At the time he sent out the letters, Hickey had received a couple of phone calls from people interested in donating, but hadn't gotten any checks, he said.  

Hickey said the post is not eligible for a loan through the CARES Act. "Even if we had a loan, how would we pay it back?" he asked. 

Like Burtner, other American Legion posts have struggled during the pandemic, according to Adjutant Tierian "Randy" Cash with the American Legion Department of North Carolina. 

Cash said he knows that many of the state's 300 posts are struggling financially under COVID-19, a significant increase from before the pandemic. Others, however, are weathering the COVID-19 storm. 

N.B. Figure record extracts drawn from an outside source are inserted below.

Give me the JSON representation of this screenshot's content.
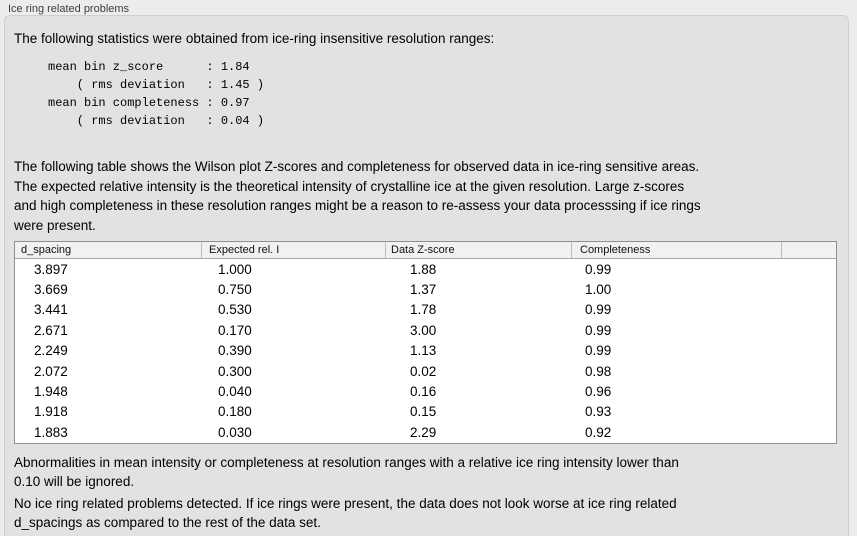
{
  "panel": {
    "title": "Ice ring related problems",
    "intro": "The following statistics were obtained from ice-ring insensitive resolution ranges:",
    "stats_block": "mean bin z_score      : 1.84\n    ( rms deviation   : 1.45 )\nmean bin completeness : 0.97\n    ( rms deviation   : 0.04 )",
    "stats": {
      "mean_bin_z_score": "1.84",
      "z_score_rms_deviation": "1.45",
      "mean_bin_completeness": "0.97",
      "completeness_rms_deviation": "0.04"
    },
    "table_description": "The following table shows the Wilson plot Z-scores and completeness for observed data in ice-ring sensitive areas.\nThe expected relative intensity is the theoretical intensity of crystalline ice at the given resolution. Large z-scores\nand high completeness in these resolution ranges might be a reason to re-assess your data processsing if ice rings\nwere present.",
    "ignore_note": "Abnormalities in mean intensity or completeness at resolution ranges with a relative ice ring intensity lower than\n0.10 will be ignored.",
    "conclusion": "No ice ring related problems detected. If ice rings were present, the data does not look worse at ice ring related\nd_spacings as compared to the rest of the data set."
  },
  "table": {
    "columns": [
      "d_spacing",
      "Expected rel. I",
      "Data Z-score",
      "Completeness",
      ""
    ],
    "rows": [
      [
        "3.897",
        "1.000",
        "1.88",
        "0.99"
      ],
      [
        "3.669",
        "0.750",
        "1.37",
        "1.00"
      ],
      [
        "3.441",
        "0.530",
        "1.78",
        "0.99"
      ],
      [
        "2.671",
        "0.170",
        "3.00",
        "0.99"
      ],
      [
        "2.249",
        "0.390",
        "1.13",
        "0.99"
      ],
      [
        "2.072",
        "0.300",
        "0.02",
        "0.98"
      ],
      [
        "1.948",
        "0.040",
        "0.16",
        "0.96"
      ],
      [
        "1.918",
        "0.180",
        "0.15",
        "0.93"
      ],
      [
        "1.883",
        "0.030",
        "2.29",
        "0.92"
      ]
    ]
  },
  "colors": {
    "page_background": "#ececec",
    "panel_background": "#e2e2e2",
    "panel_border": "#d0cece",
    "table_border": "#8f8f8f",
    "table_header_background": "#f1f1f1"
  }
}
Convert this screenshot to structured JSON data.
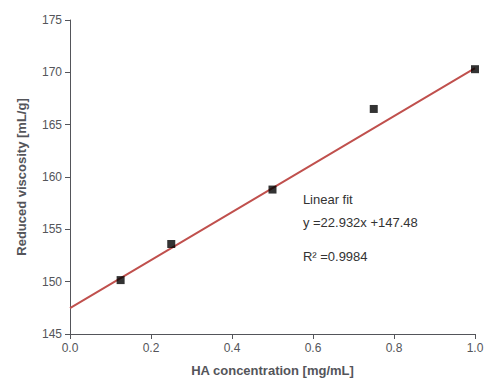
{
  "chart_data": {
    "type": "scatter",
    "xlabel": "HA concentration [mg/mL]",
    "ylabel": "Reduced viscosity [mL/g]",
    "xlim": [
      0,
      1
    ],
    "ylim": [
      145,
      175
    ],
    "xticks": [
      {
        "value": 0,
        "label": "0.0"
      },
      0.2,
      0.4,
      0.6,
      0.8,
      {
        "value": 1,
        "label": "1.0"
      }
    ],
    "yticks": [
      145,
      150,
      155,
      160,
      165,
      170,
      175
    ],
    "grid": false,
    "annotations": [
      "Linear fit",
      "y =22.932x +147.48",
      "R² =0.9984"
    ],
    "series": [
      {
        "type": "line",
        "color": "#c0504d",
        "x": [
          0,
          1
        ],
        "values": [
          147.48,
          170.412
        ]
      },
      {
        "type": "scatter",
        "color": "black",
        "marker": "square",
        "x": [
          0.125,
          0.25,
          0.5,
          0.75,
          1.0
        ],
        "values": [
          150.15,
          153.6,
          158.8,
          166.5,
          170.3
        ]
      }
    ]
  }
}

"Some posts are thriving during this time and some are not doing as well," he said.

Variables that play into the financial health of a post include whether it has bills connected to a building and the fundraisers it deploys.

He said the North Carolina department has encouraged posts to consider fundraisers that can be held outside, like chicken or fish takeout dinners. It's also recommending that posts continue finding ways to serve the community, such as hosting blood drives or offering up their parking lots as vaccination sites.  

Cash also said the department has helped some posts apply for an "Operation Blue" grant of up to $1,000 from the national American Legion organization, but declined to say if it has worked with Post 53. 

He said posts can set their own membership fees, but do have to send a portion to the state and national organizations. 

As older World War II and Korean war veterans are dying, Vietnam veterans are becoming a mainstay of the Legion, Cash said. 

Veterans tend to get more involved as they get older, he said, but younger veterans are now coming in and the organization is doing more to reach out to and support them online. 

The American Legion was chartered by Congress in 1919 as a patriotic veterans organization and membership is reserved for veterans who serve during wartime.

However, the 2019 LEGION Act signed by President Donald Trump declared the U.S. has been in a state of war since Dec. 7, 1941. Now any veteran who's served since the start of WWII is eligible. 

"Our foundational principles have not changed one bit," Cash said. 

Hickey said that while he moved to Greensboro in 2014, there are others who have been with the post for 50 years. 

He said being a part of the American Legion has allowed him to meet others who have been through the same things he's experienced. 

"We are a gathering point for veterans to come and talk to each other, for the camaraderie of it," Hickey said.